PLATO (428-347 B.C.)

 

Plato was born into a wealthy and aristocratic family (his father, Ariston, was reputed to be descended from Codrus, the last king of Athens; his mother, Perictione,was related to Solon, the first architect of the Athenian constitution). He had two brothers, Adeimentus and Glaucon, and a sister, Potone. While he was young his father died and his mother married Pyrilampes, a friend of Pericles, the great Athenian statesman. He probably served in the Peloponnesian war with Sparta. He may have served in the war in 395 with Corinth.

    Plato would have been expected to enter political life in Athens. However, in his autobiographical Seventh Letter, Plato relates that two experiences made him abandon politics. First of all, there was the terrible eighth-month rule of Athens by the Thirty Tyrants (many of whom he knew or was related to), and in particular, their ordering of Socrates to assist them in their murder of Leon of Salamis.
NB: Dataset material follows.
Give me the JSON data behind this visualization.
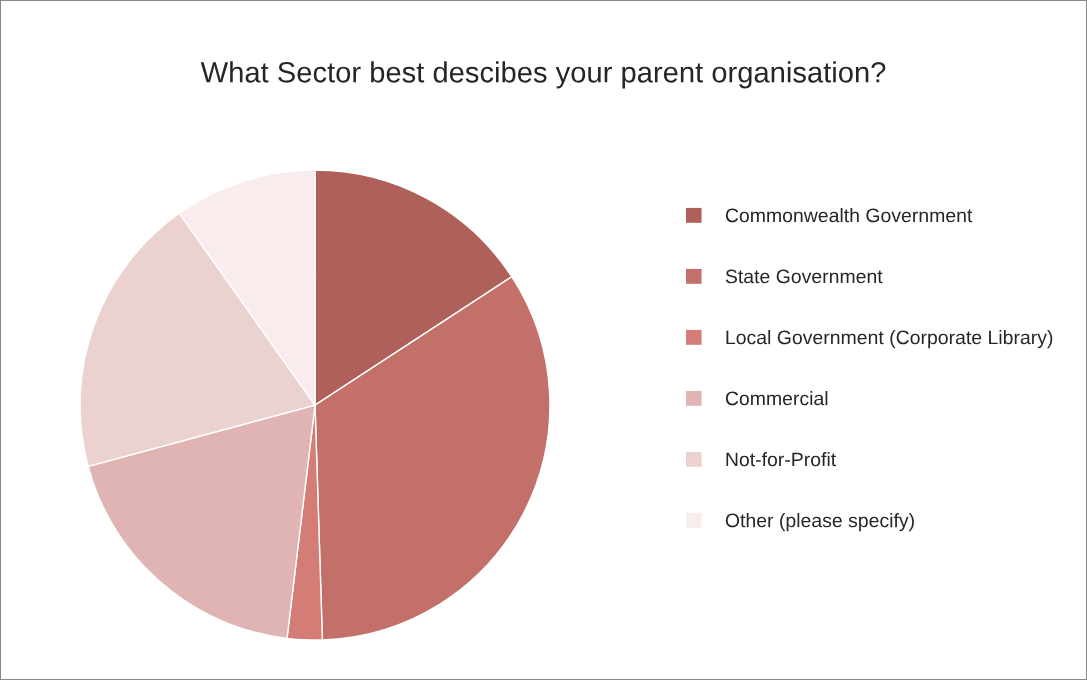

Secondly, there was the trial and execution of Socrates by the newly restored Athenian democracy. Plato concluded that "the constitutions of all actual cities are bad", and that "the human race will have no respite from evils until those who are really and truly philosophers acquire political power or until, through some divine dispensation, those who rule and have political authority in cities become real philosophers."
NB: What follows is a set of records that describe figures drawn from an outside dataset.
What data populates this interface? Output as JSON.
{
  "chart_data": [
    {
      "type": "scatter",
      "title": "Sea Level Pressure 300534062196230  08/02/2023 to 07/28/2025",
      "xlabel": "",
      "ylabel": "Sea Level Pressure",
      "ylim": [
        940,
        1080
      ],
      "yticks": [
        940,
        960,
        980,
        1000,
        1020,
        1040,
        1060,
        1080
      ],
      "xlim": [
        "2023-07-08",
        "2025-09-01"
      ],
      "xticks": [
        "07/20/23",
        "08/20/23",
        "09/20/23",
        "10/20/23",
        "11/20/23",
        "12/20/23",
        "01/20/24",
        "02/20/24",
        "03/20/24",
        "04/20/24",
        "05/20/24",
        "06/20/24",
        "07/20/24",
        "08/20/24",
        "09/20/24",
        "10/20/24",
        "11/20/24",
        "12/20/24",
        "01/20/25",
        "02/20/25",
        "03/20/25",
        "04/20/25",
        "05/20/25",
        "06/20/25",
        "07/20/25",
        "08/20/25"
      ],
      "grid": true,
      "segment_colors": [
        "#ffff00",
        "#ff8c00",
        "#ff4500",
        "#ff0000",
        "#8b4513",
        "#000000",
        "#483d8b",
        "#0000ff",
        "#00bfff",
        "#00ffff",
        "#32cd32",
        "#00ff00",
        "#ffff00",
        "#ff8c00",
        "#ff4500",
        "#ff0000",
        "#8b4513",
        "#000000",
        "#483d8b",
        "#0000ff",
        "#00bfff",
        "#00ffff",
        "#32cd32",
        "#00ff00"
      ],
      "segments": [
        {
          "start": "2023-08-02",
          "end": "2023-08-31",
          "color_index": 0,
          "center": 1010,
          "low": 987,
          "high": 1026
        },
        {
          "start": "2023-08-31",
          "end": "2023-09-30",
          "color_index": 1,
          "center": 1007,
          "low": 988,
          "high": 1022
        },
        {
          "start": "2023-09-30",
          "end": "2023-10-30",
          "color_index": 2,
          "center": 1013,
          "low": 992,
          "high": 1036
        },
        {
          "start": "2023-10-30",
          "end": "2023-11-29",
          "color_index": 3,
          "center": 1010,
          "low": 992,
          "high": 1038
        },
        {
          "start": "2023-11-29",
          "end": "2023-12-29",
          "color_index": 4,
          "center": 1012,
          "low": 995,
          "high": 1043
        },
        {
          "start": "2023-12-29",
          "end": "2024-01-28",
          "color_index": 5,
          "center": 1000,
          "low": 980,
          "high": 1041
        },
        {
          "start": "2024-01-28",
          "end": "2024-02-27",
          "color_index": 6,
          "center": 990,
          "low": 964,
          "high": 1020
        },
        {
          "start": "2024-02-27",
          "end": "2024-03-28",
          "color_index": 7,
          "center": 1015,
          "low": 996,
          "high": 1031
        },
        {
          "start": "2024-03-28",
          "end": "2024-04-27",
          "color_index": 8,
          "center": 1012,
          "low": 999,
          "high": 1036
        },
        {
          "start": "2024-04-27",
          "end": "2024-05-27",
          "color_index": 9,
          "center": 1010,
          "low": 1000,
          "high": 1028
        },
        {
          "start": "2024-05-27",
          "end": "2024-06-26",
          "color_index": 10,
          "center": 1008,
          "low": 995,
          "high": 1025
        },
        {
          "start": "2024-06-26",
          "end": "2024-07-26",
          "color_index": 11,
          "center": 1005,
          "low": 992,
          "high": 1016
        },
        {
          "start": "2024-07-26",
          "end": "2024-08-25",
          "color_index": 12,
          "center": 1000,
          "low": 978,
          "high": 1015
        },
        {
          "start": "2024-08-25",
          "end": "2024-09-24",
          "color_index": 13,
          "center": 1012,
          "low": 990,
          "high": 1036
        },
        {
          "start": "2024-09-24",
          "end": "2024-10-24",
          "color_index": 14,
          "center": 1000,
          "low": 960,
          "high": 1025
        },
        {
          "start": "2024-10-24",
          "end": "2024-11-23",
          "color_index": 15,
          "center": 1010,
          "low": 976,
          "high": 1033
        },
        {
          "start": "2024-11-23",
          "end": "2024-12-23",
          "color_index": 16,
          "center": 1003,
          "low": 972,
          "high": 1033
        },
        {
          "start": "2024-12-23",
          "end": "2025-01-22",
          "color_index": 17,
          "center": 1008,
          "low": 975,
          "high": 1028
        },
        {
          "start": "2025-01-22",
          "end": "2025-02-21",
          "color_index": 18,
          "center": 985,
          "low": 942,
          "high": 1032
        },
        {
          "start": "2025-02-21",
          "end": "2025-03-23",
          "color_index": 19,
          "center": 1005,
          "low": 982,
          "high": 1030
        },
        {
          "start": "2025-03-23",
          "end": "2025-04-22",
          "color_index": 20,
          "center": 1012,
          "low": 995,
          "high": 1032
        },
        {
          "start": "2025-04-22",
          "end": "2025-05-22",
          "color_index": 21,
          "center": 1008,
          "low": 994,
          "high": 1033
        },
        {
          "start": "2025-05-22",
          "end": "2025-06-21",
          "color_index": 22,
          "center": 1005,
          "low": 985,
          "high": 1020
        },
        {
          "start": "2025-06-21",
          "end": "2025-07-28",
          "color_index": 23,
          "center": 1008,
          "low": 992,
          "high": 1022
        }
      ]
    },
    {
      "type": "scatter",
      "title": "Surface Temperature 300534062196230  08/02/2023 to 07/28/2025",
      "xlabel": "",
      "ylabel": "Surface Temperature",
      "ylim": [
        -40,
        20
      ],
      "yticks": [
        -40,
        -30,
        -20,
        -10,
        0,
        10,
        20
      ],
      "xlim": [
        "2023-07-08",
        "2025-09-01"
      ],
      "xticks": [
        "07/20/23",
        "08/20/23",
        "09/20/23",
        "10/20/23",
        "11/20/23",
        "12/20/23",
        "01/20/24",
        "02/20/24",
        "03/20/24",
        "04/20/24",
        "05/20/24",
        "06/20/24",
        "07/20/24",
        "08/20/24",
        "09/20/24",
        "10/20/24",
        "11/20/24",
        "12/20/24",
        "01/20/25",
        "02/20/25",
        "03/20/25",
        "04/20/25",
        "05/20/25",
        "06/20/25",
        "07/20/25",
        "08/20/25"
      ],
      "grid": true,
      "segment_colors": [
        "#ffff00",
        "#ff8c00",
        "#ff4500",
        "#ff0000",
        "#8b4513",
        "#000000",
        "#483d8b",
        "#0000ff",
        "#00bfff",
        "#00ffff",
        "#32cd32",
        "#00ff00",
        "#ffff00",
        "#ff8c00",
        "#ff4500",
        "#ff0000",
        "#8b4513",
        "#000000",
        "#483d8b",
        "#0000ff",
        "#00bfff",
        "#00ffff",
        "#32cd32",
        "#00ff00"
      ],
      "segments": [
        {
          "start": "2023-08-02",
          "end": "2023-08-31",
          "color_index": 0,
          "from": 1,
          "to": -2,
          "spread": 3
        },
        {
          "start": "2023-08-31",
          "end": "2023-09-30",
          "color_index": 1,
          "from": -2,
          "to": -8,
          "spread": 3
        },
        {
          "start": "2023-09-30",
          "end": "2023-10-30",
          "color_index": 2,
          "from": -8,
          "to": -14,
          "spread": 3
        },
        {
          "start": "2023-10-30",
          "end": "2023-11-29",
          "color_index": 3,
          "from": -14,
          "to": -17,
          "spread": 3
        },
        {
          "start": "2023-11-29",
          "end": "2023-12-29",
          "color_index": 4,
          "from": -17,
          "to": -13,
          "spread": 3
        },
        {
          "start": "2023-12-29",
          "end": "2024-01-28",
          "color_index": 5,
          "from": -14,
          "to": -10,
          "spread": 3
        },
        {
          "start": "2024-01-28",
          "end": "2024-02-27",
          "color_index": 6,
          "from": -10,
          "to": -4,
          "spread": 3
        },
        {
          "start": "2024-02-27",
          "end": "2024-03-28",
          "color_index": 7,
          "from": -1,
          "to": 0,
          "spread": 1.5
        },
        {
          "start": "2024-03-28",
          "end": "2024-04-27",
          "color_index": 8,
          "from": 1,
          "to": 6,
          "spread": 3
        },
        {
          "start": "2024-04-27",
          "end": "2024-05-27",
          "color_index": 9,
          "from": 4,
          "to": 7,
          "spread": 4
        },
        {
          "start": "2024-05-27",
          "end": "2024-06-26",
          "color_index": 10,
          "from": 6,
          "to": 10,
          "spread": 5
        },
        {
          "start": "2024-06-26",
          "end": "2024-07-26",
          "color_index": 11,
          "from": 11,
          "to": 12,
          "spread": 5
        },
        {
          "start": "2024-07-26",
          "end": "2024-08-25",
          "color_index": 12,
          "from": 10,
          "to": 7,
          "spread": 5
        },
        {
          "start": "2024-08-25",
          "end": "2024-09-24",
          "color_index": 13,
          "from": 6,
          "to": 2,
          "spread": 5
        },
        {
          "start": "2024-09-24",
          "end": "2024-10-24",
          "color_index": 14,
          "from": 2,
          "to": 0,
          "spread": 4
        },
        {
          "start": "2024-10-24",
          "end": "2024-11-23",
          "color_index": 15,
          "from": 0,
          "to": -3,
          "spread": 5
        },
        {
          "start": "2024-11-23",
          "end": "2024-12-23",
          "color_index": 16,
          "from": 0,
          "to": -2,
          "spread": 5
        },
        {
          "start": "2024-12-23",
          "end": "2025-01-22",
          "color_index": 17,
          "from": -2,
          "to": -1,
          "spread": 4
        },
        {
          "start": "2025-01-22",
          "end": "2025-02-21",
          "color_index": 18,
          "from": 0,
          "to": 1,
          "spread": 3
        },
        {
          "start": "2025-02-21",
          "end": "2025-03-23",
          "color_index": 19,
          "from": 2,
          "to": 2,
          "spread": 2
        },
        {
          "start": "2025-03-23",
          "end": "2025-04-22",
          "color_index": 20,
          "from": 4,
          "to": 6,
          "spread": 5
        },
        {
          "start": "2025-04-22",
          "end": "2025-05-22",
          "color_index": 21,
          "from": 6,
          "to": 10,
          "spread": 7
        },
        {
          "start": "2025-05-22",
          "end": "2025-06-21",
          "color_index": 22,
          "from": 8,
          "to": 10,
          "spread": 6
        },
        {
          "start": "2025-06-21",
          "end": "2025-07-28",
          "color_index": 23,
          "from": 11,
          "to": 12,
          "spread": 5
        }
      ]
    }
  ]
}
    After Socrates's death in 399, Plato and some other followers of Socrates appear to have left for Megara. However, he returned to Athens. He left again in about 388 to go to Italy and Sicily to visit the Pythagoreans. In Sicily be made friends with Dion, brother in law of the tyrant ruler Dionysius I. Dion was influenced by Plato, but Plato was later banished by Dionysius I.

    When Plato returned to Athens he bought land in the precinct of the hero Academus, and, in about 385, he founded the Academy, which lasted until 529 A.D. Plato spent the remainder of his life teaching there as head of the Academy. The Academy was a center of research in both theoretical and practical subjects. Aristotle was a student of the Academy.